Kasha Jacqueline Nabagesera: “I am no longer criminal, today we have made history”

Kasha Jacqueline Nabagesera

Some days the news is good. Today, that’s the case from Uganda. Last December, when the Uganda Parliament passed `ethics laws’, that, using the most vague and hence lethal language, threatened the LGBT communities with life in prison while also outlawing miniskirts, Kasha Jacqueline Nabagesera, founder of FAR-Uganda, Freedom and Roam Uganda; Julian Pepe Onziema and Frank Mugisha, leaders of SMUG, Sexual Minorities of Uganda; joined forces with Professor Joe Oloka-Onyango, MP Fox Odoi-Oywelowo, veteran journalist Andrew Mwenda, Prof. Morris Latigo, Dr. Paul Nsubuga Ssemugoma, indigenous civil society organizations, the Human Rights Awareness and Promotion Forum (HRAPF) and the Centre for Health, Human Rights and Development (CEHURD). Together, they sued the Attorney General. Today, they won. The constitutional court declared the passing of the anti homosexuality bill into an act as null and void.

Kasha Jacqueline Nabagesera and all the activists know the struggle is not over. They know that the LGBT communities, and especially their leaders, will be attacked with even greater vehemence. According to Kasha Jacqueline, “Many people are going to retaliate and attack community members. People are going to retaliate — not just the members of parliament and anti-gay groups and religious leaders, but in the community as well.”
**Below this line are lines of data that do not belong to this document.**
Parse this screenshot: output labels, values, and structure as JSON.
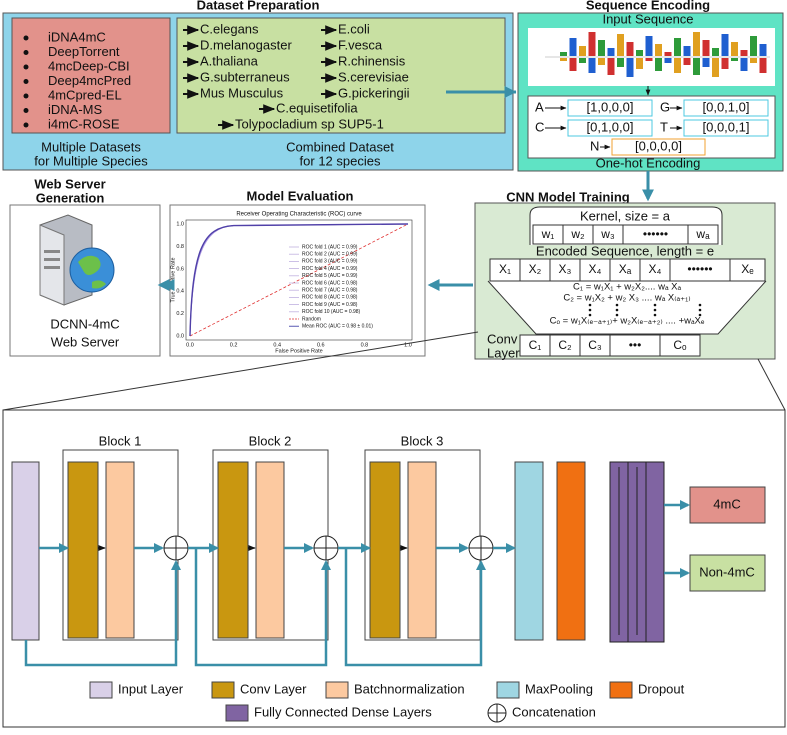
{
  "dataset_preparation": {
    "title": "Dataset Preparation",
    "datasets": [
      "iDNA4mC",
      "DeepTorrent",
      "4mcDeep-CBI",
      "Deep4mcPred",
      "4mCpred-EL",
      "iDNA-MS",
      "i4mC-ROSE"
    ],
    "datasets_caption": [
      "Multiple Datasets",
      "for Multiple Species"
    ],
    "species": [
      "C.elegans",
      "D.melanogaster",
      "A.thaliana",
      "G.subterraneus",
      "Mus Musculus",
      "E.coli",
      "F.vesca",
      "R.chinensis",
      "S.cerevisiae",
      "G.pickeringii",
      "C.equisetifolia",
      "Tolypocladium sp SUP5-1"
    ],
    "species_caption": [
      "Combined Dataset",
      "for 12 species"
    ]
  },
  "sequence_encoding": {
    "title": "Sequence Encoding",
    "input_label": "Input Sequence",
    "encodings": [
      {
        "base": "A",
        "code": "[1,0,0,0]"
      },
      {
        "base": "G",
        "code": "[0,0,1,0]"
      },
      {
        "base": "C",
        "code": "[0,1,0,0]"
      },
      {
        "base": "T",
        "code": "[0,0,0,1]"
      },
      {
        "base": "N",
        "code": "[0,0,0,0]"
      }
    ],
    "caption": "One-hot Encoding"
  },
  "cnn_training": {
    "title": "CNN Model Training",
    "kernel_label": "Kernel, size = a",
    "kernel": [
      "w₁",
      "w₂",
      "w₃",
      "••••••",
      "wₐ"
    ],
    "sequence_label": "Encoded Sequence, length = e",
    "sequence": [
      "X₁",
      "X₂",
      "X₃",
      "X₄",
      "Xₐ",
      "X₄",
      "••••••",
      "Xₑ"
    ],
    "formulas": [
      "C₁ = w₁X₁ + w₂X₂.... wₐ Xₐ",
      "C₂ = w₁X₂ + w₂ X₃ .... wₐ X₍ₐ₊₁₎",
      "Cₒ = w₁X₍ₑ₋ₐ₊₁₎+ w₂X₍ₑ₋ₐ₊₂₎ .... +wₐXₑ"
    ],
    "conv_label": [
      "Conv",
      "Layer"
    ],
    "output": [
      "C₁",
      "C₂",
      "C₃",
      "•••",
      "Cₒ"
    ]
  },
  "model_evaluation": {
    "title": "Model Evaluation",
    "roc": {
      "title": "Receiver Operating Characteristic (ROC) curve",
      "x_label": "False Positive Rate",
      "y_label": "True Positive Rate",
      "xticks": [
        "0.0",
        "0.2",
        "0.4",
        "0.6",
        "0.8",
        "1.0"
      ],
      "yticks": [
        "0.0",
        "0.2",
        "0.4",
        "0.6",
        "0.8",
        "1.0"
      ],
      "legend": [
        "ROC fold 1 (AUC = 0.99)",
        "ROC fold 2 (AUC = 0.99)",
        "ROC fold 3 (AUC = 0.99)",
        "ROC fold 4 (AUC = 0.99)",
        "ROC fold 5 (AUC = 0.99)",
        "ROC fold 6 (AUC = 0.98)",
        "ROC fold 7 (AUC = 0.98)",
        "ROC fold 8 (AUC = 0.98)",
        "ROC fold 9 (AUC = 0.98)",
        "ROC fold 10 (AUC = 0.98)",
        "Random",
        "Mean ROC (AUC = 0.98 ± 0.01)"
      ]
    }
  },
  "web_server": {
    "title": [
      "Web Server",
      "Generation"
    ],
    "name": [
      "DCNN-4mC",
      "Web Server"
    ]
  },
  "architecture": {
    "blocks": [
      "Block 1",
      "Block 2",
      "Block 3"
    ],
    "outputs": [
      "4mC",
      "Non-4mC"
    ]
  },
  "legend": [
    "Input Layer",
    "Conv Layer",
    "Batchnormalization",
    "MaxPooling",
    "Dropout",
    "Fully Connected Dense Layers",
    "Concatenation"
  ]
}
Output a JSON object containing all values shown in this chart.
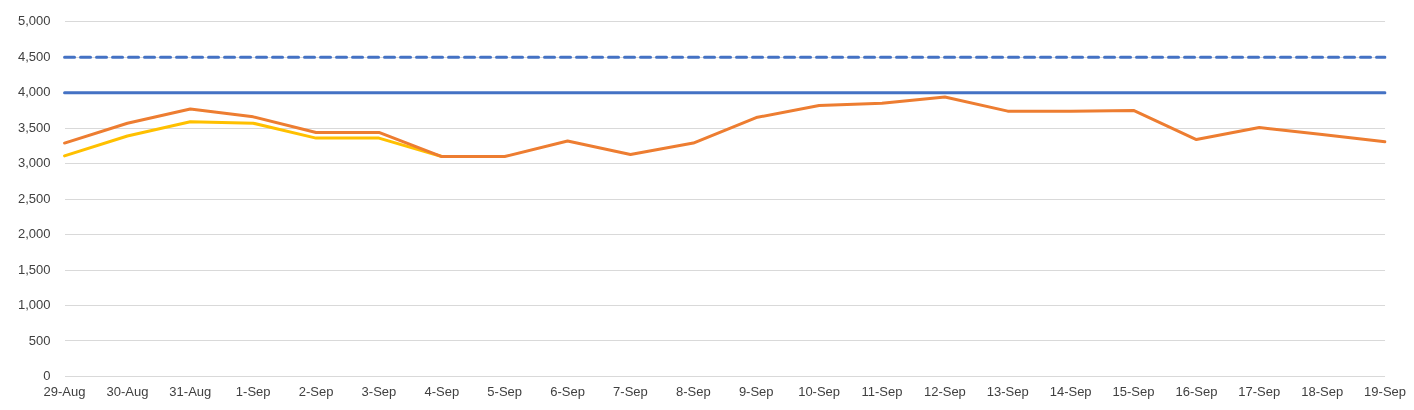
{
  "chart_data": {
    "type": "line",
    "categories": [
      "29-Aug",
      "30-Aug",
      "31-Aug",
      "1-Sep",
      "2-Sep",
      "3-Sep",
      "4-Sep",
      "5-Sep",
      "6-Sep",
      "7-Sep",
      "8-Sep",
      "9-Sep",
      "10-Sep",
      "11-Sep",
      "12-Sep",
      "13-Sep",
      "14-Sep",
      "15-Sep",
      "16-Sep",
      "17-Sep",
      "18-Sep",
      "19-Sep"
    ],
    "series": [
      {
        "color": "#4472c4",
        "line_style": "solid",
        "values": [
          4000,
          4000,
          4000,
          4000,
          4000,
          4000,
          4000,
          4000,
          4000,
          4000,
          4000,
          4000,
          4000,
          4000,
          4000,
          4000,
          4000,
          4000,
          4000,
          4000,
          4000,
          4000
        ]
      },
      {
        "color": "#4472c4",
        "line_style": "dashed",
        "values": [
          4500,
          4500,
          4500,
          4500,
          4500,
          4500,
          4500,
          4500,
          4500,
          4500,
          4500,
          4500,
          4500,
          4500,
          4500,
          4500,
          4500,
          4500,
          4500,
          4500,
          4500,
          4500
        ]
      },
      {
        "color": "#ffc000",
        "line_style": "solid",
        "values": [
          3110,
          3390,
          3590,
          3570,
          3360,
          3360,
          3100,
          null,
          null,
          null,
          null,
          null,
          null,
          null,
          null,
          null,
          null,
          null,
          null,
          null,
          null,
          null
        ]
      },
      {
        "color": "#ed7d31",
        "line_style": "solid",
        "values": [
          3290,
          3570,
          3770,
          3660,
          3440,
          3440,
          3100,
          3100,
          3320,
          3130,
          3290,
          3650,
          3820,
          3850,
          3940,
          3740,
          3740,
          3750,
          3340,
          3510,
          3410,
          3310
        ]
      }
    ],
    "ylim": [
      0,
      5000
    ],
    "yticks": [
      0,
      500,
      {
        "value": 1000,
        "label": "1,000"
      },
      {
        "value": 1500,
        "label": "1,500"
      },
      {
        "value": 2000,
        "label": "2,000"
      },
      {
        "value": 2500,
        "label": "2,500"
      },
      {
        "value": 3000,
        "label": "3,000"
      },
      {
        "value": 3500,
        "label": "3,500"
      },
      {
        "value": 4000,
        "label": "4,000"
      },
      {
        "value": 4500,
        "label": "4,500"
      },
      {
        "value": 5000,
        "label": "5,000"
      }
    ],
    "grid": "y",
    "legend": false,
    "marker": "none"
  }
}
But they know something else as well. You only win by pushing back and pushing forward. Kasha Jacqueline knows in advance that the government will petition the decision, as it did instantly. She knows that same-sex relationships, again still codified in the most ambiguous and hence lethal language, is still illegal. But she knows as well the great work of having faced down the State, the President, the Parliament, and everyone else who said she must just die, and the sheer joy of hearing the phrase “null and void.” The actions of those who would nullify her, of those who cast her into the void, are now null and void.

And Kasha Jacqueline Nabagesera can laugh and cry and say, “I am no longer criminal, today we have made history for generations to come”. Some days, thanks to the work of women like Kasha Jacqueline Nabagesera, the news is good. Today is one of those days.